Robinson, who admits he didn’t know what an American Girl Doll was, believed that this girl was mistaken. Surely, the store is for people of all races.
“I just heard what you said—I think everybody goes there, not one specific group,” he said. And to prove his point he added: “We’re going.”
The girls stared at Robinson as if he were crazy.
He didn’t realize that American Girl Dolls—a doll matched to a historical era like Colonial America or the Depression—cost more than $100 and that a day at the store would be a significant investment—one he and his students couldn’t afford. About 80 percent of the students at PS 28 qualify for the federal free lunch program.

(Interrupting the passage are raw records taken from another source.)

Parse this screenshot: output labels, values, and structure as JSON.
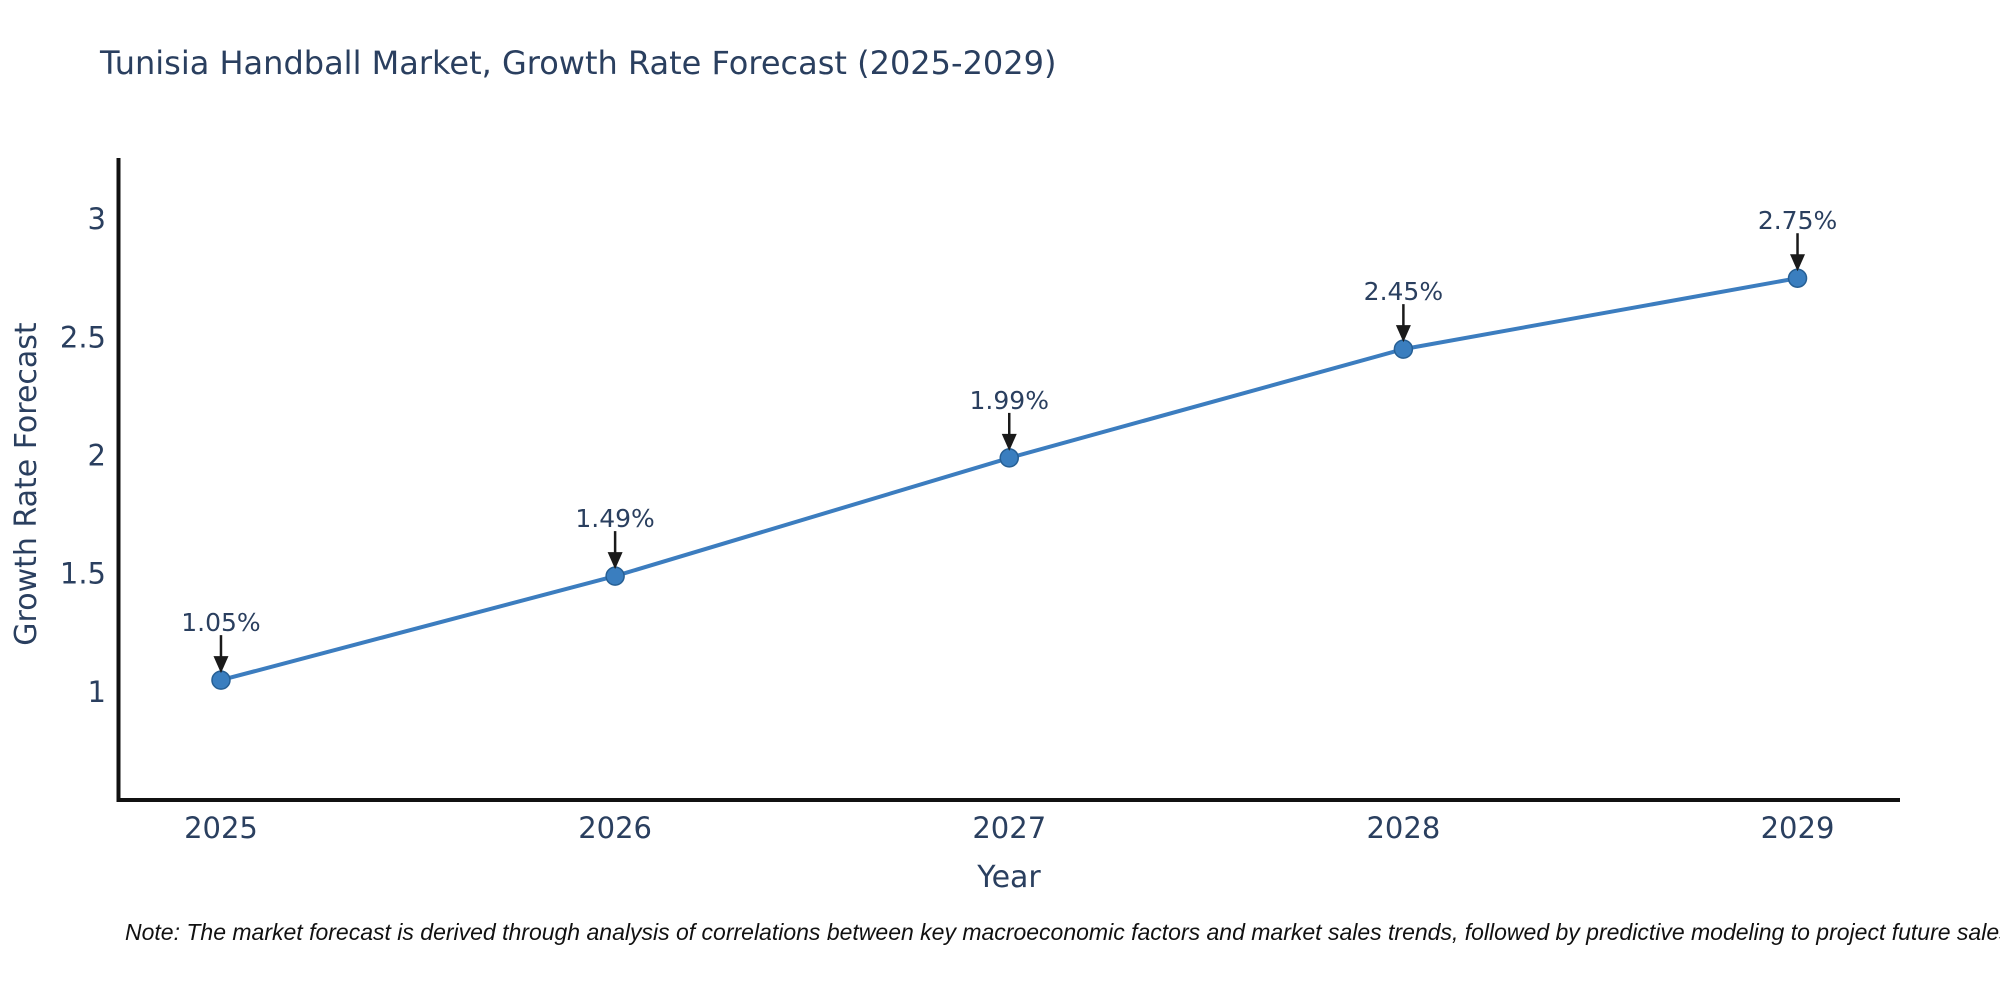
{
  "figure": {
    "title": "Tunisia Handball Market, Growth Rate Forecast (2025-2029)",
    "note": "Note: The market forecast is derived through analysis of correlations between key macroeconomic factors and market sales trends, followed by predictive modeling to project future sales."
  },
  "chart_data": {
    "type": "line",
    "title": "Tunisia Handball Market, Growth Rate Forecast (2025-2029)",
    "xlabel": "Year",
    "ylabel": "Growth Rate Forecast",
    "x": [
      2025,
      2026,
      2027,
      2028,
      2029
    ],
    "series": [
      {
        "name": "Growth Rate Forecast",
        "values": [
          1.05,
          1.49,
          1.99,
          2.45,
          2.75
        ]
      }
    ],
    "point_labels": [
      "1.05%",
      "1.49%",
      "1.99%",
      "2.45%",
      "2.75%"
    ],
    "xticks": [
      "2025",
      "2026",
      "2027",
      "2028",
      "2029"
    ],
    "yticks": [
      "1",
      "1.5",
      "2",
      "2.5",
      "3"
    ],
    "ytick_values": [
      1,
      1.5,
      2,
      2.5,
      3
    ],
    "xlim": [
      2024.74,
      2029.26
    ],
    "ylim": [
      0.543,
      3.25
    ],
    "grid": false,
    "legend_position": "none",
    "annotation_style": "down-arrow-to-point",
    "colors": {
      "line": "#3c7dbf",
      "marker": "#3a7ebf",
      "marker_edge": "#265f94",
      "axis": "#111111",
      "tick_text": "#2a3f5f",
      "annotation_text": "#2a3f5f",
      "arrow": "#1a1a1a",
      "title_text": "#2a3f5f",
      "background": "#ffffff"
    }
  }
}
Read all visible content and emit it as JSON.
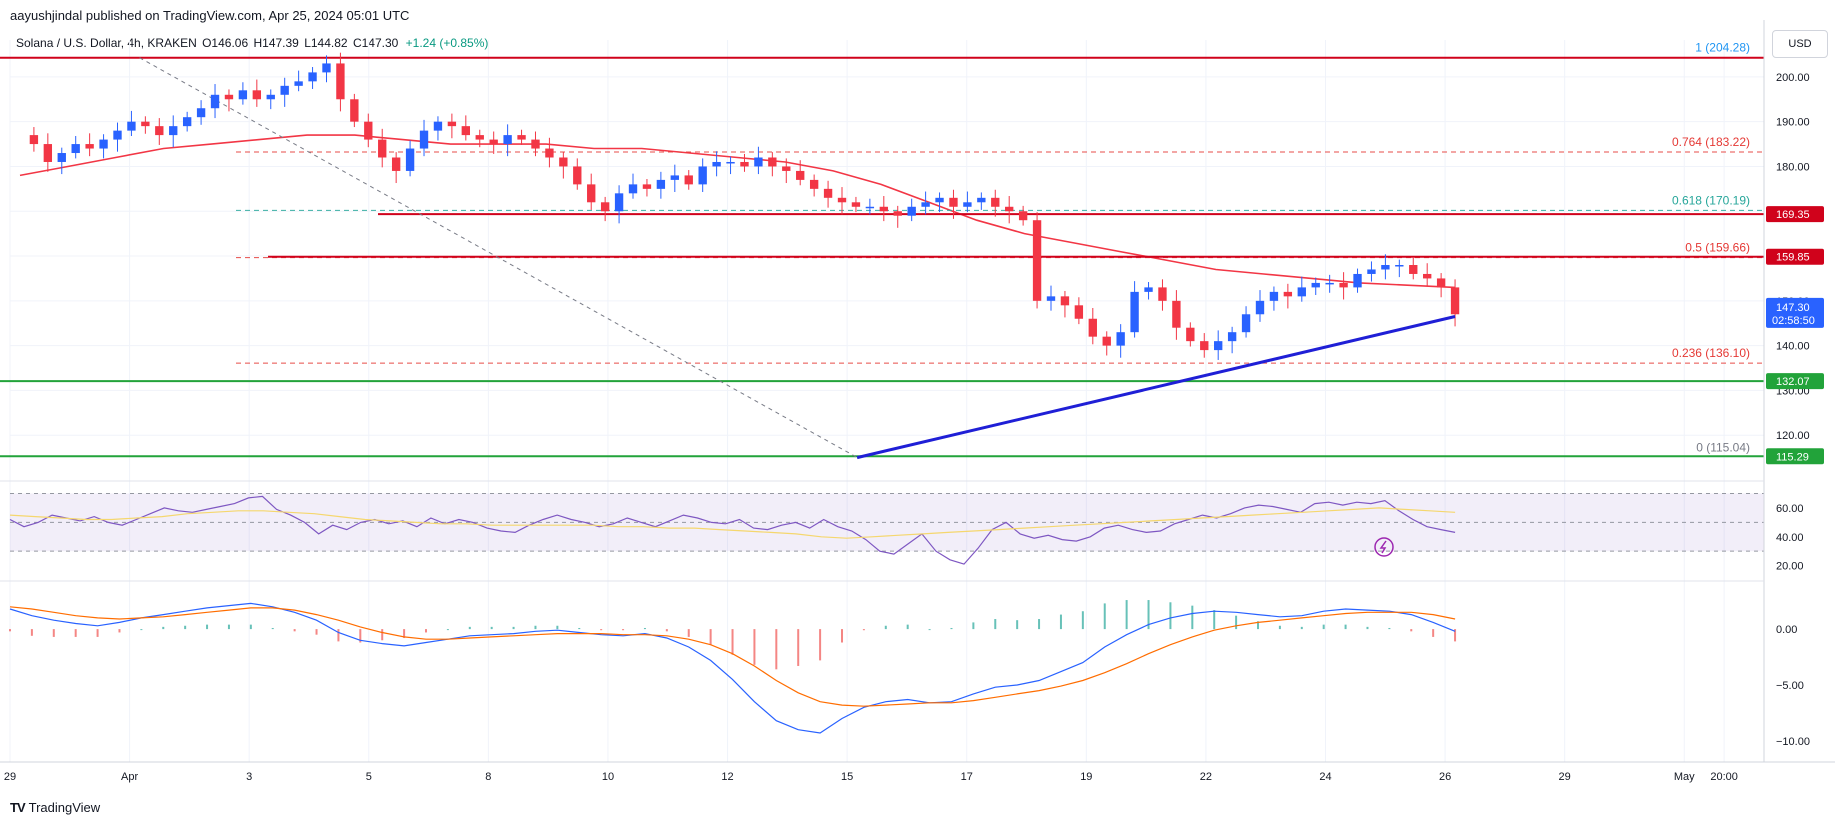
{
  "header": {
    "publisher": "aayushjindal published on TradingView.com, Apr 25, 2024 05:01 UTC",
    "symbol": "Solana / U.S. Dollar, 4h, KRAKEN",
    "open": "O146.06",
    "high": "H147.39",
    "low": "L144.82",
    "close": "C147.30",
    "change": "+1.24 (+0.85%)",
    "currency": "USD"
  },
  "footer": {
    "brand": "TradingView",
    "logo": "TV"
  },
  "colors": {
    "up": "#2962ff",
    "down": "#f23645",
    "ma": "#f23645",
    "resistance": "#d0021b",
    "support": "#22a33a",
    "trend": "#1f1fd6",
    "rsi": "#7e57c2",
    "rsi_ma": "#f5d76e",
    "macd": "#2962ff",
    "signal": "#ff6d00",
    "fib_red": "#e53935",
    "fib_teal": "#26a69a",
    "fib_blue": "#2196f3",
    "fib_gray": "#787b86"
  },
  "chart_data": {
    "type": "candlestick",
    "price_axis": {
      "range": [
        110,
        206
      ],
      "ticks": [
        "200.00",
        "190.00",
        "180.00",
        "170.00",
        "160.00",
        "150.00",
        "140.00",
        "130.00",
        "120.00"
      ],
      "tick_values": [
        200,
        190,
        180,
        170,
        160,
        150,
        140,
        130,
        120
      ]
    },
    "time_axis": {
      "labels": [
        "29",
        "Apr",
        "3",
        "5",
        "8",
        "10",
        "12",
        "15",
        "17",
        "19",
        "22",
        "24",
        "26",
        "29",
        "May",
        "20:00"
      ],
      "label_positions": [
        0,
        6,
        12,
        18,
        24,
        30,
        36,
        42,
        48,
        54,
        60,
        66,
        72,
        78,
        84,
        86
      ],
      "total_candles": 88
    },
    "close_series": [
      187,
      185,
      181,
      183,
      185,
      184,
      186,
      188,
      190,
      189,
      187,
      189,
      191,
      193,
      196,
      195,
      197,
      195,
      196,
      198,
      199,
      201,
      203,
      195,
      190,
      186,
      182,
      179,
      184,
      188,
      190,
      189,
      187,
      186,
      185,
      187,
      186,
      184,
      182,
      180,
      176,
      172,
      170,
      174,
      176,
      175,
      177,
      178,
      176,
      180,
      181,
      181,
      180,
      182,
      180,
      179,
      177,
      175,
      173,
      172,
      171,
      171,
      170,
      169,
      171,
      172,
      173,
      171,
      172,
      173,
      171,
      170,
      168,
      150,
      151,
      149,
      146,
      142,
      140,
      143,
      152,
      153,
      150,
      144,
      141,
      139,
      141,
      143,
      147,
      150,
      152,
      151,
      153,
      154,
      154,
      153,
      156,
      157,
      158,
      158,
      156,
      155,
      153,
      147
    ],
    "ohlc_sample_note": "",
    "moving_average": [
      178,
      180,
      182,
      184,
      185,
      186,
      187,
      187,
      186,
      185,
      185,
      185,
      184,
      184,
      183,
      182,
      181,
      179,
      176,
      172,
      168,
      165,
      163,
      161,
      159,
      157,
      156,
      155,
      154,
      153.5,
      153
    ],
    "horizontal_levels": [
      {
        "label": "169.35",
        "value": 169.35,
        "kind": "resistance"
      },
      {
        "label": "159.85",
        "value": 159.85,
        "kind": "resistance"
      },
      {
        "label": "132.07",
        "value": 132.07,
        "kind": "support"
      },
      {
        "label": "115.29",
        "value": 115.29,
        "kind": "support"
      }
    ],
    "fib_levels": [
      {
        "ratio": "1",
        "price": "(204.28)",
        "value": 204.28,
        "color": "#2196f3"
      },
      {
        "ratio": "0.764",
        "price": "(183.22)",
        "value": 183.22,
        "color": "#e53935"
      },
      {
        "ratio": "0.618",
        "price": "(170.19)",
        "value": 170.19,
        "color": "#26a69a"
      },
      {
        "ratio": "0.5",
        "price": "(159.66)",
        "value": 159.66,
        "color": "#e53935"
      },
      {
        "ratio": "0.236",
        "price": "(136.10)",
        "value": 136.1,
        "color": "#e53935"
      },
      {
        "ratio": "0",
        "price": "(115.04)",
        "value": 115.04,
        "color": "#787b86"
      }
    ],
    "current_price": {
      "label": "147.30",
      "countdown": "02:58:50",
      "value": 147.3
    },
    "trendline": {
      "from": {
        "candle": 42,
        "price": 115.0
      },
      "to": {
        "candle": 72,
        "price": 146.5
      }
    },
    "rsi": {
      "ticks": [
        "60.00",
        "40.00",
        "20.00"
      ],
      "tick_values": [
        60,
        40,
        20
      ],
      "range": [
        10,
        78
      ],
      "band": [
        30,
        70
      ],
      "values": [
        52,
        47,
        50,
        55,
        53,
        51,
        54,
        50,
        48,
        52,
        56,
        60,
        58,
        57,
        59,
        61,
        63,
        67,
        68,
        59,
        55,
        50,
        42,
        48,
        45,
        50,
        52,
        49,
        51,
        47,
        53,
        49,
        52,
        50,
        46,
        44,
        43,
        48,
        52,
        55,
        52,
        50,
        47,
        49,
        53,
        50,
        47,
        51,
        55,
        53,
        50,
        49,
        52,
        46,
        45,
        48,
        50,
        46,
        52,
        47,
        44,
        38,
        30,
        28,
        35,
        42,
        30,
        24,
        21,
        32,
        45,
        50,
        42,
        39,
        41,
        38,
        37,
        40,
        46,
        48,
        45,
        43,
        44,
        49,
        52,
        55,
        53,
        56,
        60,
        62,
        61,
        59,
        57,
        63,
        64,
        62,
        64,
        63,
        65,
        58,
        52,
        47,
        45,
        43
      ],
      "ma_values": [
        55,
        54,
        53,
        52,
        52,
        53,
        54,
        56,
        57,
        58,
        58,
        57,
        56,
        54,
        52,
        51,
        50,
        49,
        49,
        48,
        48,
        48,
        48,
        48,
        47,
        47,
        46,
        46,
        45,
        44,
        43,
        42,
        40,
        39,
        40,
        41,
        42,
        43,
        44,
        45,
        46,
        47,
        48,
        49,
        50,
        51,
        52,
        53,
        54,
        55,
        56,
        57,
        58,
        59,
        60,
        59,
        58,
        57
      ]
    },
    "macd": {
      "ticks": [
        "0.00",
        "−5.00",
        "−10.00"
      ],
      "tick_values": [
        0,
        -5,
        -10
      ],
      "range": [
        -11,
        3.5
      ],
      "macd_values": [
        1.8,
        1.2,
        0.8,
        0.5,
        0.3,
        0.6,
        1.0,
        1.3,
        1.6,
        1.9,
        2.1,
        2.3,
        2.0,
        1.5,
        0.8,
        -0.3,
        -1.0,
        -1.3,
        -1.5,
        -1.2,
        -0.9,
        -0.6,
        -0.5,
        -0.4,
        -0.2,
        -0.1,
        -0.3,
        -0.5,
        -0.6,
        -0.4,
        -0.8,
        -1.6,
        -2.8,
        -4.5,
        -6.5,
        -8.2,
        -9.0,
        -9.3,
        -8.0,
        -7.0,
        -6.5,
        -6.3,
        -6.6,
        -6.5,
        -5.8,
        -5.2,
        -5.0,
        -4.6,
        -3.8,
        -3.0,
        -1.6,
        -0.5,
        0.4,
        1.0,
        1.4,
        1.6,
        1.5,
        1.3,
        1.1,
        1.2,
        1.6,
        1.8,
        1.7,
        1.6,
        1.3,
        0.6,
        -0.2
      ],
      "signal_values": [
        2.0,
        1.8,
        1.5,
        1.2,
        1.0,
        0.9,
        1.0,
        1.1,
        1.3,
        1.5,
        1.7,
        1.9,
        1.9,
        1.7,
        1.3,
        0.8,
        0.2,
        -0.3,
        -0.7,
        -0.9,
        -0.9,
        -0.8,
        -0.7,
        -0.6,
        -0.5,
        -0.4,
        -0.4,
        -0.4,
        -0.5,
        -0.5,
        -0.6,
        -0.9,
        -1.4,
        -2.2,
        -3.3,
        -4.6,
        -5.7,
        -6.5,
        -6.8,
        -6.9,
        -6.8,
        -6.7,
        -6.6,
        -6.6,
        -6.4,
        -6.1,
        -5.8,
        -5.5,
        -5.1,
        -4.6,
        -3.9,
        -3.1,
        -2.2,
        -1.4,
        -0.7,
        -0.1,
        0.3,
        0.6,
        0.8,
        1.0,
        1.2,
        1.4,
        1.5,
        1.5,
        1.5,
        1.3,
        0.9
      ],
      "histogram": [
        -0.2,
        -0.6,
        -0.7,
        -0.7,
        -0.7,
        -0.3,
        0,
        0.2,
        0.3,
        0.4,
        0.4,
        0.4,
        0.1,
        -0.2,
        -0.5,
        -1.1,
        -1.2,
        -1.0,
        -0.8,
        -0.3,
        0,
        0.2,
        0.2,
        0.2,
        0.3,
        0.3,
        0.1,
        -0.1,
        -0.1,
        0.1,
        -0.2,
        -0.7,
        -1.4,
        -2.3,
        -3.2,
        -3.6,
        -3.3,
        -2.8,
        -1.2,
        -0.1,
        0.3,
        0.4,
        -0.0,
        0.1,
        0.6,
        0.9,
        0.8,
        0.9,
        1.3,
        1.6,
        2.3,
        2.6,
        2.6,
        2.4,
        2.1,
        1.7,
        1.2,
        0.7,
        0.3,
        0.2,
        0.4,
        0.4,
        0.2,
        0.1,
        -0.2,
        -0.7,
        -1.1
      ]
    }
  }
}
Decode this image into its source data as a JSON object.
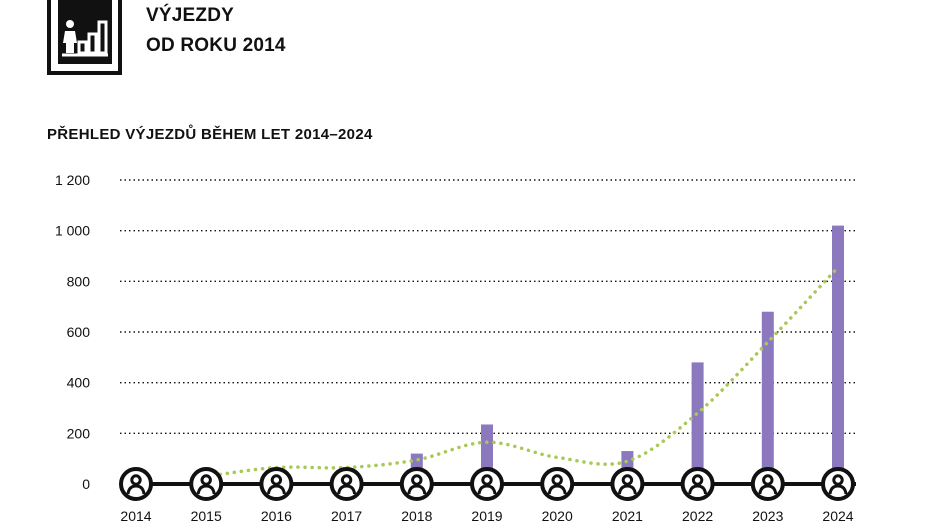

After recovering from sticker shock, he remained determined to show his students that they can go where they want and achieve their dreams. Robinson believes that his participation in similar programs as a child helped him become determined and success.
“Here [was] an opportunity to turn around the thinking of little girls when they are thinking of image,” he says.
To fund the trip, Robinson built a website, 21 Girls of Color to American Girl NYC, and approached his network for donations. He worried that people might not give. Meanwhile, the list of students kept growing. He started with seven girls, but ended with 27. He had to limit it so they could dine in the private area, which accommodates 40 (this included an entourage of Robinson, chaperones, a photographer, and security).
Despite his worries, the donations rolled in—in five weeks Robinson raised $14,000. He provided stylists to fix the girls hair and nails, a limo ride to and from the store, and a photo shoot for them. Each girl received a doll, an American Girl t-shirt, a bag, her picture on the American girl magazine, breakfast, and private dining at the café at the store.
“When they walked into the American girl place, they lost their minds,” says Robinson. “They walked differently, their shoulders were squared, and it was amazing to see that. And they believed they belonged there or anywhere else.”
American Girl company spokesperson, Stephanie Spanos, says this is typical at the store.
“We celebrate all girls. We’re thrilled to be a part of any girl's experience and make it memorable.”
While she notes the dolls are pricey, the books, which cost $6.95, make American Girl accessible to all girls and “educate and inspire imagination.”
Robinson hopes the girls understand they can achieve what they want through hard work and education. And, Robinson has another trip in the works to teach others this message. Next year, he plans to take 30 students of color to Washington, D.C., allowing them to travel by plane, stay in a swanky hotel, and visit the historical sites. And, he’s hoping that President Obama and his family will meet them.
“I think it will be a real win to see the first African American president,” he says. He thinks it will show his students that “they can still ascend to any level they want to.”